An Efficient Structure Learning Algorithm For A Self-Organizing Neuro-Fuzzy Multi layered Classifier

In authors' previous works, a novel self-organizing neuro-fuzzy multilayered classifier (SONeFMUC) was proposed. SONeFMUC is composed of small-scale interconnected fuzzy neuron classifiers (FNCs) arranged in layers. The structure of the classifier is revealed by means of the well known GMDH algorithm. In addition, the GMDH algorithm inherently implements feature selection, considering the most informative attributes as model inputs. However, previous simulation results indicate that the GMDH algorithm calculates a large number of FNCs with slightly higher or even the same classification capabilities than its parents. Hence, the computational cost of the GMDH is large without a direct impact to the classification accuracy. In this paper, a modified version of GMDH is proposed for an effective identification of the structure of SONeFMUC with reduced computational cost.

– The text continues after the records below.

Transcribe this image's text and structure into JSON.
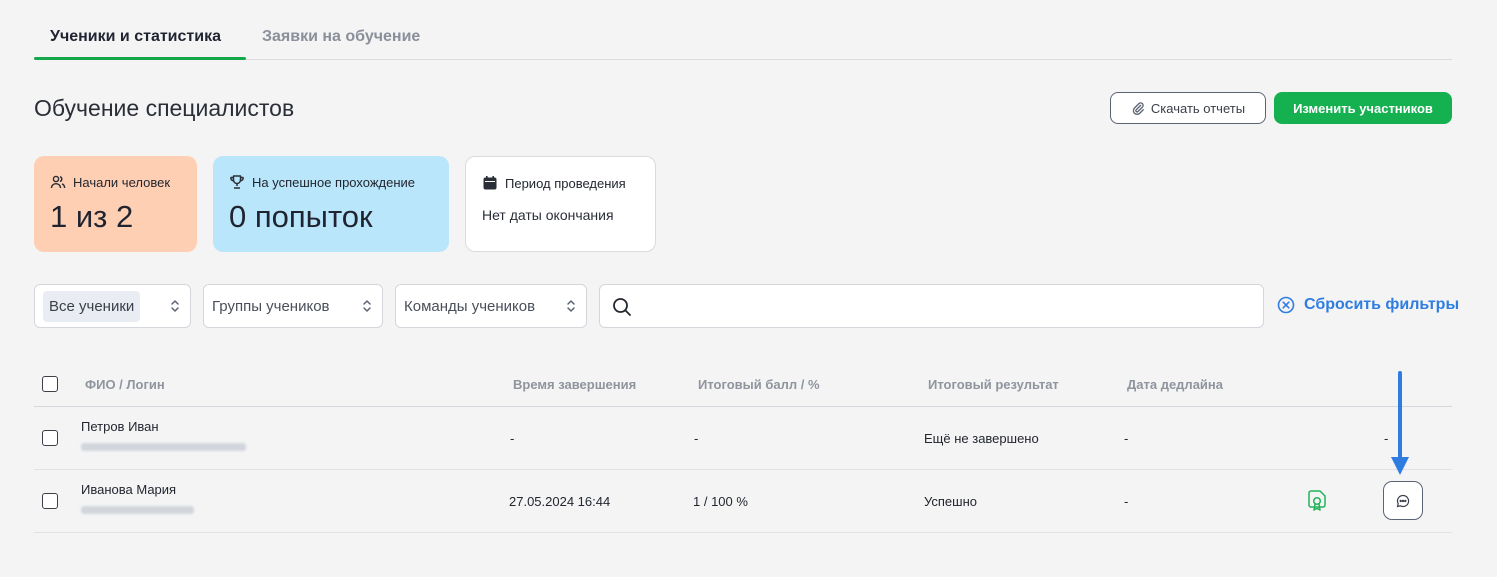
{
  "tabs": [
    {
      "label": "Ученики и статистика"
    },
    {
      "label": "Заявки на обучение"
    }
  ],
  "header": {
    "title": "Обучение специалистов",
    "download_label": "Скачать отчеты",
    "edit_label": "Изменить участников"
  },
  "cards": {
    "started": {
      "label": "Начали человек",
      "value": "1 из 2",
      "icon": "users-icon"
    },
    "success": {
      "label": "На успешное прохождение",
      "value": "0 попыток",
      "icon": "trophy-icon"
    },
    "period": {
      "label": "Период проведения",
      "value": "Нет даты окончания",
      "icon": "calendar-icon"
    }
  },
  "filters": {
    "all_students": "Все ученики",
    "groups": "Группы учеников",
    "teams": "Команды учеников",
    "search_value": "",
    "reset_label": "Сбросить фильтры"
  },
  "table": {
    "columns": [
      "ФИО / Логин",
      "Время завершения",
      "Итоговый балл / %",
      "Итоговый результат",
      "Дата дедлайна"
    ],
    "rows": [
      {
        "name": "Петров Иван",
        "finish": "-",
        "score": "-",
        "result": "Ещё не завершено",
        "deadline": "-",
        "extra": "-"
      },
      {
        "name": "Иванова Мария",
        "finish": "27.05.2024 16:44",
        "score": "1 / 100 %",
        "result": "Успешно",
        "deadline": "-",
        "extra": ""
      }
    ]
  },
  "colors": {
    "accent_green": "#15b050",
    "link_blue": "#2f7de0",
    "card_orange": "#ffcfb3",
    "card_blue": "#b9e6fb"
  }
}
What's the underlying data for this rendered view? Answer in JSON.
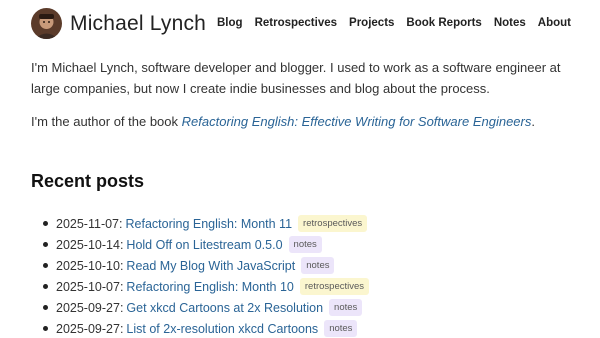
{
  "site": {
    "title": "Michael Lynch"
  },
  "nav": {
    "items": [
      {
        "label": "Blog"
      },
      {
        "label": "Retrospectives"
      },
      {
        "label": "Projects"
      },
      {
        "label": "Book Reports"
      },
      {
        "label": "Notes"
      },
      {
        "label": "About"
      }
    ]
  },
  "intro": {
    "paragraph1": "I'm Michael Lynch, software developer and blogger. I used to work as a software engineer at large companies, but now I create indie businesses and blog about the process.",
    "paragraph2_prefix": "I'm the author of the book ",
    "book_title": "Refactoring English: Effective Writing for Software Engineers",
    "paragraph2_suffix": "."
  },
  "recent": {
    "heading": "Recent posts",
    "posts": [
      {
        "date": "2025-11-07:",
        "title": "Refactoring English: Month 11",
        "tag": "retrospectives"
      },
      {
        "date": "2025-10-14:",
        "title": "Hold Off on Litestream 0.5.0",
        "tag": "notes"
      },
      {
        "date": "2025-10-10:",
        "title": "Read My Blog With JavaScript",
        "tag": "notes"
      },
      {
        "date": "2025-10-07:",
        "title": "Refactoring English: Month 10",
        "tag": "retrospectives"
      },
      {
        "date": "2025-09-27:",
        "title": "Get xkcd Cartoons at 2x Resolution",
        "tag": "notes"
      },
      {
        "date": "2025-09-27:",
        "title": "List of 2x-resolution xkcd Cartoons",
        "tag": "notes"
      }
    ]
  },
  "colors": {
    "link": "#2a6496",
    "retrospectives_tag_bg": "#fbf6cf",
    "notes_tag_bg": "#ece5fa"
  }
}
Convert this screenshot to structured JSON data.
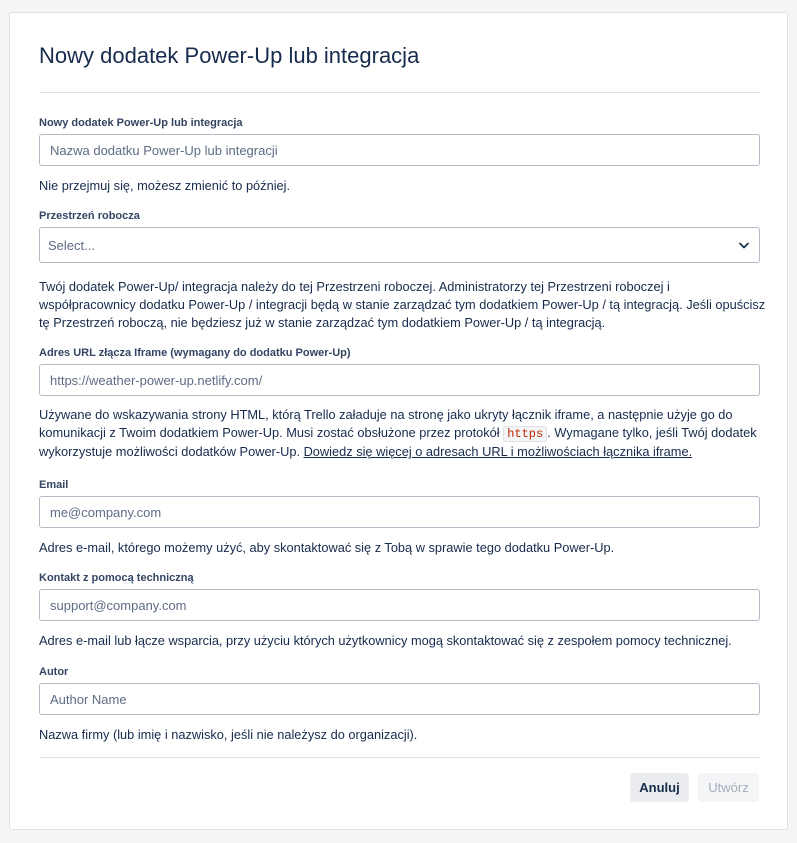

To this end, a statistical measure of agreement of the generic FNCs in classifying the patterns of the problem is used. This measure is known as Proportion of Specific Agreement (Ps). Hence, only complementary FNCs are combined to construct a descendant FNC at the next layer and the total number of constructed FNCs is reduced. The proposed structure learning algorithm is tested on a well known classification problem of the literature, the forensic glass. Simulation results indicate the efficiency of the proposed algorithm.